Lembra quando você era criança e, antes de dormir, queria ouvir uma história? Sua mãe, pai ou babá então inventava uma na hora. É o que a IA será capaz de fazer no futuro. Mas, muito além de apenas histórias curtas em áudio, ela poderá gerar filmes inteiros sob medida.

Esses filmes terão uma variedade de personagens, temas, tramas e trilhas sonoras emocionantes – tudo gerado por inteligência artificial, mas com a aparência de produções de Hollywood.

A grande diferença é que esse conteúdo não será produzido em estúdio. A IA não precisa deles, só precisa de si mesma. E poderá oferecer ao público algo que Hollywood não pode: filmes adaptados aos gostos individuais de cada pessoa.

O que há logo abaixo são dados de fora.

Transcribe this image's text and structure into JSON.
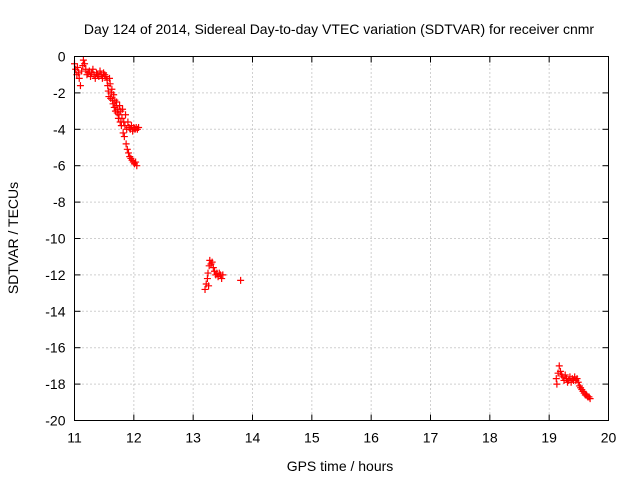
{
  "chart_data": {
    "type": "scatter",
    "title": "Day 124 of 2014, Sidereal Day-to-day VTEC variation (SDTVAR) for receiver cnmr",
    "xlabel": "GPS time / hours",
    "ylabel": "SDTVAR / TECUs",
    "xlim": [
      11,
      20
    ],
    "ylim": [
      -20,
      0
    ],
    "xticks": [
      "11",
      "12",
      "13",
      "14",
      "15",
      "16",
      "17",
      "18",
      "19",
      "20"
    ],
    "yticks": [
      "0",
      "-2",
      "-4",
      "-6",
      "-8",
      "-10",
      "-12",
      "-14",
      "-16",
      "-18",
      "-20"
    ],
    "grid": true,
    "marker": "+",
    "color": "#ff0000",
    "series": [
      {
        "name": "SDTVAR",
        "points": [
          [
            11.0,
            -0.4
          ],
          [
            11.02,
            -0.7
          ],
          [
            11.04,
            -1.0
          ],
          [
            11.05,
            -0.6
          ],
          [
            11.07,
            -0.9
          ],
          [
            11.08,
            -1.2
          ],
          [
            11.1,
            -1.6
          ],
          [
            11.12,
            -0.8
          ],
          [
            11.14,
            -0.5
          ],
          [
            11.15,
            -0.2
          ],
          [
            11.17,
            -0.4
          ],
          [
            11.19,
            -0.7
          ],
          [
            11.21,
            -1.0
          ],
          [
            11.23,
            -0.9
          ],
          [
            11.25,
            -0.8
          ],
          [
            11.27,
            -1.1
          ],
          [
            11.29,
            -0.9
          ],
          [
            11.31,
            -0.7
          ],
          [
            11.33,
            -1.0
          ],
          [
            11.35,
            -1.2
          ],
          [
            11.37,
            -0.9
          ],
          [
            11.39,
            -1.0
          ],
          [
            11.41,
            -1.1
          ],
          [
            11.43,
            -0.8
          ],
          [
            11.45,
            -1.0
          ],
          [
            11.47,
            -1.2
          ],
          [
            11.49,
            -0.9
          ],
          [
            11.51,
            -1.0
          ],
          [
            11.53,
            -1.1
          ],
          [
            11.55,
            -1.3
          ],
          [
            11.56,
            -1.6
          ],
          [
            11.57,
            -1.9
          ],
          [
            11.58,
            -2.2
          ],
          [
            11.59,
            -1.2
          ],
          [
            11.6,
            -1.5
          ],
          [
            11.61,
            -2.3
          ],
          [
            11.62,
            -2.0
          ],
          [
            11.63,
            -1.8
          ],
          [
            11.64,
            -2.4
          ],
          [
            11.65,
            -2.6
          ],
          [
            11.66,
            -2.1
          ],
          [
            11.67,
            -2.8
          ],
          [
            11.68,
            -2.4
          ],
          [
            11.69,
            -3.0
          ],
          [
            11.7,
            -2.7
          ],
          [
            11.71,
            -2.5
          ],
          [
            11.72,
            -3.1
          ],
          [
            11.73,
            -2.9
          ],
          [
            11.74,
            -3.4
          ],
          [
            11.75,
            -3.2
          ],
          [
            11.76,
            -2.7
          ],
          [
            11.77,
            -3.6
          ],
          [
            11.78,
            -3.0
          ],
          [
            11.79,
            -3.8
          ],
          [
            11.8,
            -3.4
          ],
          [
            11.81,
            -2.9
          ],
          [
            11.82,
            -4.2
          ],
          [
            11.83,
            -3.6
          ],
          [
            11.84,
            -4.4
          ],
          [
            11.85,
            -3.8
          ],
          [
            11.86,
            -3.2
          ],
          [
            11.87,
            -4.8
          ],
          [
            11.88,
            -4.0
          ],
          [
            11.89,
            -5.1
          ],
          [
            11.9,
            -3.6
          ],
          [
            11.91,
            -5.3
          ],
          [
            11.92,
            -3.9
          ],
          [
            11.93,
            -5.5
          ],
          [
            11.94,
            -4.0
          ],
          [
            11.95,
            -5.6
          ],
          [
            11.96,
            -3.8
          ],
          [
            11.97,
            -5.7
          ],
          [
            11.98,
            -4.1
          ],
          [
            11.99,
            -5.8
          ],
          [
            12.0,
            -3.9
          ],
          [
            12.01,
            -5.9
          ],
          [
            12.02,
            -4.0
          ],
          [
            12.03,
            -5.8
          ],
          [
            12.04,
            -3.9
          ],
          [
            12.05,
            -6.0
          ],
          [
            12.06,
            -4.0
          ],
          [
            12.08,
            -3.9
          ],
          [
            13.2,
            -12.8
          ],
          [
            13.22,
            -12.5
          ],
          [
            13.24,
            -12.2
          ],
          [
            13.25,
            -11.9
          ],
          [
            13.26,
            -12.6
          ],
          [
            13.27,
            -11.5
          ],
          [
            13.28,
            -11.2
          ],
          [
            13.3,
            -11.4
          ],
          [
            13.32,
            -11.3
          ],
          [
            13.34,
            -11.6
          ],
          [
            13.36,
            -11.8
          ],
          [
            13.38,
            -12.0
          ],
          [
            13.4,
            -11.9
          ],
          [
            13.42,
            -12.1
          ],
          [
            13.44,
            -11.9
          ],
          [
            13.46,
            -12.0
          ],
          [
            13.48,
            -12.2
          ],
          [
            13.5,
            -12.0
          ],
          [
            13.8,
            -12.3
          ],
          [
            19.12,
            -17.7
          ],
          [
            19.13,
            -18.0
          ],
          [
            19.15,
            -17.4
          ],
          [
            19.17,
            -17.0
          ],
          [
            19.19,
            -17.3
          ],
          [
            19.21,
            -17.5
          ],
          [
            19.23,
            -17.6
          ],
          [
            19.25,
            -17.8
          ],
          [
            19.27,
            -17.5
          ],
          [
            19.29,
            -17.7
          ],
          [
            19.31,
            -17.9
          ],
          [
            19.33,
            -17.8
          ],
          [
            19.35,
            -17.6
          ],
          [
            19.37,
            -17.9
          ],
          [
            19.39,
            -17.7
          ],
          [
            19.41,
            -17.8
          ],
          [
            19.43,
            -17.6
          ],
          [
            19.45,
            -17.8
          ],
          [
            19.47,
            -17.7
          ],
          [
            19.49,
            -17.9
          ],
          [
            19.51,
            -18.1
          ],
          [
            19.53,
            -18.2
          ],
          [
            19.55,
            -18.3
          ],
          [
            19.57,
            -18.4
          ],
          [
            19.59,
            -18.5
          ],
          [
            19.61,
            -18.6
          ],
          [
            19.63,
            -18.6
          ],
          [
            19.65,
            -18.7
          ],
          [
            19.67,
            -18.7
          ],
          [
            19.69,
            -18.8
          ]
        ]
      }
    ]
  }
}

A verdade é que os atores e roteiristas não estão lutando apenas pelo seu próprio futuro, mas também pelo dos estúdios.

Imagine ter um voo de oito horas pela frente e poder pedir à IA em seu tablet para gerar uma trilogia de espionagem exatamente com essa duração, ambientada em, digamos, Tóquio, a cidade para onde você está viajando.

Agora imagine, além de tudo, poder se ver no papel principal. A inteligência artificial será capaz de gerar um longa como esse com a mesma facilidade com que pais inventam uma história de ninar para seus filhos.

Em um mundo no qual qualquer um pode ter acesso ao filme que imaginar diretamente em seu smartphone, tablet ou smart TV, por que os investidores colocariam dinheiro em produções pelas quais as pessoas precisam ser convencidas a pagar para assistir? Os estúdios logo ficariam obsoletos.

Vale ressaltar que não sou o único que pensa assim. A atriz, escritora e diretora Justine Bateman publicou uma thread interessante no Twitter em maio com previsões semelhantes. E ela pode falar sobre o tema melhor que ninguém, já que, além de ter uma carreira consolidada em Hollywood, também é programadora e possui formação em ciência da computação.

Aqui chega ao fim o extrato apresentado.